According to a study, Improving Oncology Quality Measurement in Accountable Care: Filling Gaps with Cross-Cutting Measures,” gaps in the quality measures used by accountable care programs to assess cancer care may obscure problems in care delivery and lead to missed opportunities for improvement of patient outcomes. The study, published in the Journal of Managed Care & Specialty Pharmacy, was conducted by experts at the National Pharmaceutical Council (NPC), Discern Health, the Duke-Margolis Center for Health Policy and the American Society of Clinical Oncology (ASCO).

The research team analyzed gaps in accountable care measure sets across 10 high-priority types of cancer. The cancers, which included breast, chronic myelogenous leukemia, colon, kidney, melanoma, non-Hodgkin lymphoma, non-small cell lung, ovarian, pancreatic and prostate cancer were selected based on factors such as prevalence, cost impact and disparities in care for vulnerable patients.

There is a gulf between the rapidly changing care environment, which is increasingly focused on personalized medicine, and the measures that have been used to assess quality. To analyze measure gaps, Discern Health first assessed existing quality measures against clinical practice guidelines developed by the National Comprehensive Cancer Network (NCCN) and other oncology specialty societies. The measure review included those that are part of existing accountable care measure sets, such as the Oncology Care Model (OCM). This analysis identified significant measure gaps across all 10 cancer types, including areas where available measures are not being used in accountable care measure sets and new measures need to be developed.

The oncology measure gap analysis, including initial recommendations for improving accountable care measure sets, was then presented and considered during a roundtable discussion among experts in cancer care, including patient advocates, providers, payers, employers/purchasers, policy makers, and quality organization representatives.

The group’s primary recommendation to improve oncology measures was to shift emphasis from condition-specific processes of care, such as stage-specific therapies, and instead prioritize development and use of more meaningful cross-cutting measures. The roundtable participants recommended that cross-cutting measures focus on patient-reported outcomes (PROs), clinical outcomes, safety, evaluation and management, and structural measures. 

In addition to the development and use of cross-cutting measures, roundtable participants made the following recommendations:

Leverage clinical pathways: Clinical pathways, which help manage patient care based on clinical practice guidelines to improve quality of care, can drive appropriate testing and treatment, but roundtable participants noted that benchmark targets for use of clinical pathways should be less than 100 percent, since strict adherence to pathways is not appropriate for all patients.

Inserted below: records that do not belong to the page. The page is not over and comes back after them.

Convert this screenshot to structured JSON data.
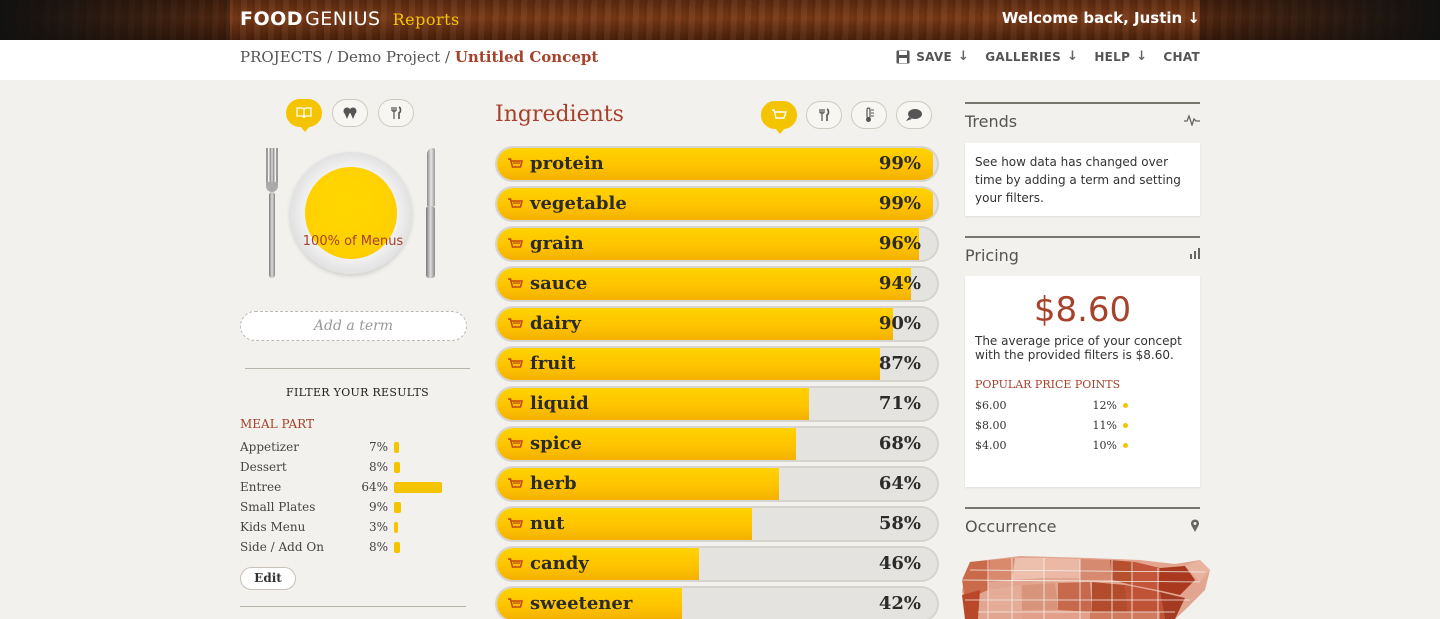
{
  "header": {
    "logo_food": "FOOD",
    "logo_genius": "GENIUS",
    "reports_label": "Reports",
    "welcome": "Welcome back, Justin ↓"
  },
  "breadcrumb": {
    "projects": "PROJECTS",
    "sep": "/",
    "project": "Demo Project",
    "current": "Untitled Concept"
  },
  "nav": {
    "save": "SAVE",
    "galleries": "GALLERIES",
    "help": "HELP",
    "chat": "CHAT"
  },
  "left": {
    "plate_label": "100% of Menus",
    "add_term_placeholder": "Add a term",
    "filter_title": "FILTER YOUR RESULTS",
    "section_title": "MEAL PART",
    "meal_parts": [
      {
        "label": "Appetizer",
        "pct": "7%",
        "value": 7
      },
      {
        "label": "Dessert",
        "pct": "8%",
        "value": 8
      },
      {
        "label": "Entree",
        "pct": "64%",
        "value": 64
      },
      {
        "label": "Small Plates",
        "pct": "9%",
        "value": 9
      },
      {
        "label": "Kids Menu",
        "pct": "3%",
        "value": 3
      },
      {
        "label": "Side / Add On",
        "pct": "8%",
        "value": 8
      }
    ],
    "edit_label": "Edit"
  },
  "ingredients": {
    "title": "Ingredients",
    "items": [
      {
        "name": "protein",
        "pct": "99%",
        "value": 99
      },
      {
        "name": "vegetable",
        "pct": "99%",
        "value": 99
      },
      {
        "name": "grain",
        "pct": "96%",
        "value": 96
      },
      {
        "name": "sauce",
        "pct": "94%",
        "value": 94
      },
      {
        "name": "dairy",
        "pct": "90%",
        "value": 90
      },
      {
        "name": "fruit",
        "pct": "87%",
        "value": 87
      },
      {
        "name": "liquid",
        "pct": "71%",
        "value": 71
      },
      {
        "name": "spice",
        "pct": "68%",
        "value": 68
      },
      {
        "name": "herb",
        "pct": "64%",
        "value": 64
      },
      {
        "name": "nut",
        "pct": "58%",
        "value": 58
      },
      {
        "name": "candy",
        "pct": "46%",
        "value": 46
      },
      {
        "name": "sweetener",
        "pct": "42%",
        "value": 42
      }
    ]
  },
  "right": {
    "trends_title": "Trends",
    "trends_text": "See how data has changed over time by adding a term and setting your filters.",
    "pricing_title": "Pricing",
    "price": "$8.60",
    "price_desc": "The average price of your concept with the provided filters is $8.60.",
    "popular_title": "POPULAR PRICE POINTS",
    "price_points": [
      {
        "price": "$6.00",
        "pct": "12%"
      },
      {
        "price": "$8.00",
        "pct": "11%"
      },
      {
        "price": "$4.00",
        "pct": "10%"
      }
    ],
    "occurrence_title": "Occurrence"
  },
  "colors": {
    "accent": "#a6412b",
    "yellow": "#f5c400"
  }
}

Layer measures at varying levels: Once sets are defined, payers and providers can use measures at the provider-level for clinicians who want condition-specific process measures to guide appropriate care; at the system-level, where cross-cutting measures can give management a broader view of system performance; and at the external accountability level, where cross-cutting measures can be used to roll up outcomes—including patient-reported outcomes—for the cancer population.

Roundtable participants filled out their recommendations by advising next steps for stakeholders, including:

  • Building on the best available measures as identified by the Core Quality Measure Collaborative (CQMC), a group led by America’s Health Insurance Plans (AHIP) and the Centers for Medicare & Medicaid Services to promote measure alignment and collection of core performance measures across public and private sector payers
  • Continuing to fund and develop cross-cutting measures, and leverage processes to create efficiency
  • Funding from the Agency for Healthcare Research and Quality (AHRQ) and the Patient-Centered Outcomes Research Institute (PCORI) to support measurement science and advances in developing patient-reported outcome measures

The white paper is a follow-on from prior NPC-supported work, the “Mind the Gap” white paper, peer-reviewed publications, and conference, which explored challenges and solutions for closing gaps in health care quality measures.